Defining Food Is Medicine

The American Heart Association defines food is medicine (FIM) as the provision of healthy food such as produce prescriptions, medically tailored groceries and medically tailored meals to treat, manage or prevent diet-related health conditions in a way that is integrated with and paid for by the health care sector. Patients are referred to these services by a health care professional, health care organization or health insurance plan.

Preliminary evidence suggests that incorporating FIM programs into health care may improve health outcomes, reduce health care utilization and costs, address health disparities and reduce nutrition and food insecurity for patients living with diseases impacted by what they eat. Robust research funded by Health Care by Food, as well as among the broader FIM community, seeks to identify clinical efficacy and cost effectiveness to sustainably support and scale access for improved diet-related disease outcomes. An inherent challenge is that FIM as a health care intervention lacks a standard definition to successfully take FIM to scale and fully integrate it into the health care delivery system. Stakeholders and policymakers must establish a standardized and targeted definition for FIM interventions.

Recognizing the inextricable link between nutrition and health, and the soaring burden and cost of diet-related health conditions, FIM interventions are increasingly gaining attention from policymakers, payors and health care professionals as a promising approach to address acute and chronic health conditions in the health care setting. Food is medicine is distinct from, yet complementary to, food and nutrition assistance programs and population-level healthy food policies and programs.

Food Is Medicine Interventions

A FIM treatment plan for an individual with a defined medical diagnosis must be prescribed by a health care professional or health plan. These plans are often accompanied by nutrition education and/or counseling and paired with support services provided by registered dietitian nutritionists or community health workers. Food sourcing varies across FIM programs and often incorporates community partners. FIM interventions commonly include:
Healthy Food Prescription Programs

Produce Prescriptions

Produce prescriptions (PRx) are designed to increase access to fruits and vegetables for those who either have or are at risk for a diet-related condition. These may take the form of a financial incentive, in which participants receive vouchers or electronic cards to purchase or redeem fruits and vegetables of their choice at a retail store, farmers market or online. Alternatively, participants may receive a box of fruits and vegetables, commonly with pre-selected produce. Typically, PRx are provided to people who screen positive for food insecurity in a clinical setting or have a low income and a diet-related chronic condition, such as type 2 diabetes.

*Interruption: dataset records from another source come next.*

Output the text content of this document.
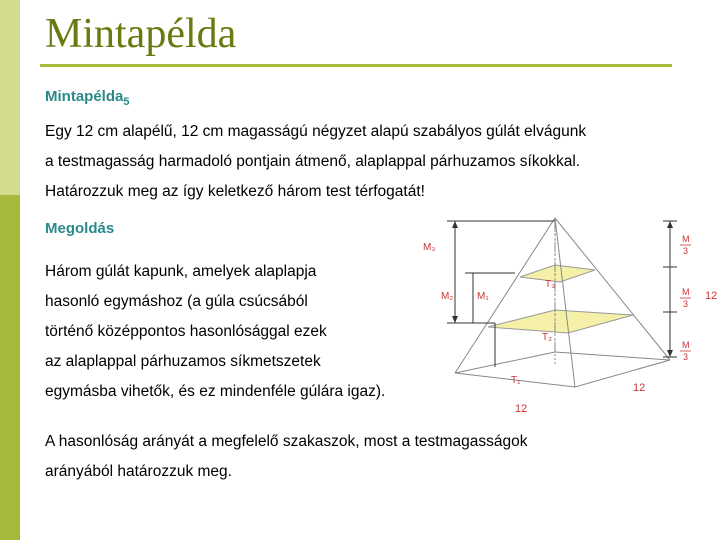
Mintapélda
Mintapélda$_5$
Egy 12 cm alapélű, 12 cm magasságú négyzet alapú szabályos gúlát elvágunk
a testmagasság harmadoló pontjain átmenő, alaplappal párhuzamos síkokkal.
Határozzuk meg az így keletkező három test térfogatát!
Megoldás
Három gúlát kapunk, amelyek alaplapja
hasonló egymáshoz (a gúla csúcsából
történő középpontos hasonlósággal ezek
az alaplappal párhuzamos síkmetszetek
egymásba vihetők, és ez mindenféle gúlára igaz).
A hasonlóság arányát a megfelelő szakaszok, most a testmagasságok
arányából határozzuk meg.
M₃
M₂ M₁
T₃
T₂
T₁
12
12
12
M
3
M
3
M
3
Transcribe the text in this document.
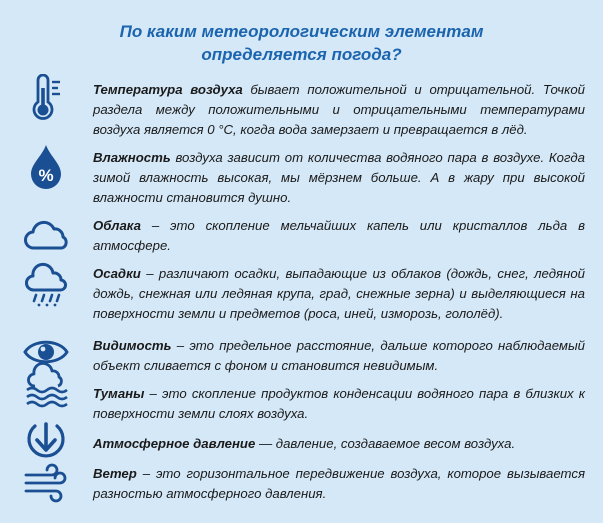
По каким метеорологическим элементам
определяется погода?
Температура воздуха бывает положительной и отрицательной. Точкой раздела между положительными и отрицательными температурами воздуха является 0 °С, когда вода замерзает и превращается в лёд.
%
Влажность воздуха зависит от количества водяного пара в воздухе. Когда зимой влажность высокая, мы мёрзнем больше. А в жару при высокой влажности становится душно.
Облака – это скопление мельчайших капель или кристаллов льда в атмосфере.
Осадки – различают осадки, выпадающие из облаков (дождь, снег, ледяной дождь, снежная или ледяная крупа, град, снежные зерна) и выделяющиеся на поверхности земли и предметов (роса, иней, изморозь, гололёд).
Видимость – это предельное расстояние, дальше которого наблюдаемый объект сливается с фоном и становится невидимым.
Туманы – это скопление продуктов конденсации водяного пара в близких к поверхности земли слоях воздуха.
Атмосферное давление — давление, создаваемое весом воздуха.
Ветер – это горизонтальное передвижение воздуха, которое вызывается разностью атмосферного давления.
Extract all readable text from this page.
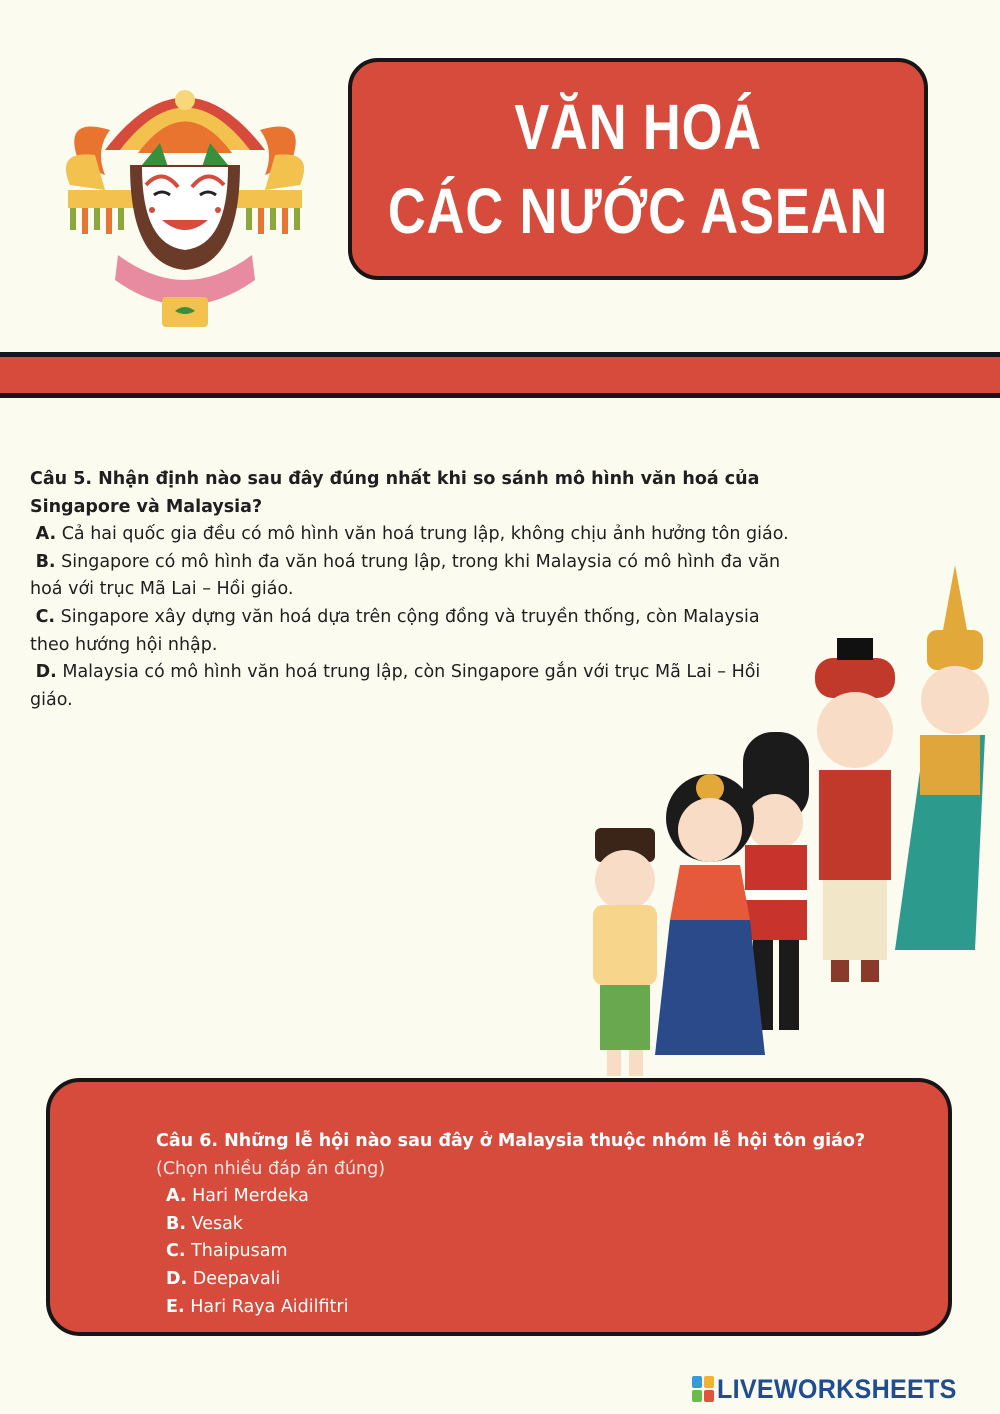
VĂN HOÁ
CÁC NƯỚC ASEAN
Câu 5. Nhận định nào sau đây đúng nhất khi so sánh mô hình văn hoá của
Singapore và Malaysia?
A. Cả hai quốc gia đều có mô hình văn hoá trung lập, không chịu ảnh hưởng tôn giáo.
B. Singapore có mô hình đa văn hoá trung lập, trong khi Malaysia có mô hình đa văn
hoá với trục Mã Lai – Hồi giáo.
C. Singapore xây dựng văn hoá dựa trên cộng đồng và truyền thống, còn Malaysia
theo hướng hội nhập.
D. Malaysia có mô hình văn hoá trung lập, còn Singapore gắn với trục Mã Lai – Hồi
giáo.
Câu 6. Những lễ hội nào sau đây ở Malaysia thuộc nhóm lễ hội tôn giáo?
(Chọn nhiều đáp án đúng)
A. Hari Merdeka
B. Vesak
C. Thaipusam
D. Deepavali
E. Hari Raya Aidilfitri
LIVEWORKSHEETS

Medically Tailored Groceries

Medically tailored groceries (MTG) provide unprepared or lightly processed foods, including fruits and vegetables, whole grains, legumes and lean proteins—selected by a registered dietitian nutritionist—that are appropriate for the individual’s condition. MTGs can be home delivered, ordered from an online grocery store or picked up at distribution sites such as a food pantry, clinic or food pharmacy, or other community setting. Typically, MTG interventions are for a broad range of people who have at least one diet-related chronic condition and can prepare meals for themselves at home.

Medically Tailored Groceries
Medically Tailored Meals

Medically Tailored Meals

Medically Tailored Meals (MTM) are fully prepared, often home-delivered meals and snacks that are tailored by a registered dietitian nutritionist to meet the nutritional of a person with a diet-related condition. This intervention has been primarily considered for patients living with acute exacerbations of chronic conditions who may be unable to shop for or prepare meals for themselves. These programs typically enroll people experiencing food insecurity or who have low income but who also have at least one chronic health condition (such as heart failure or kidney disease).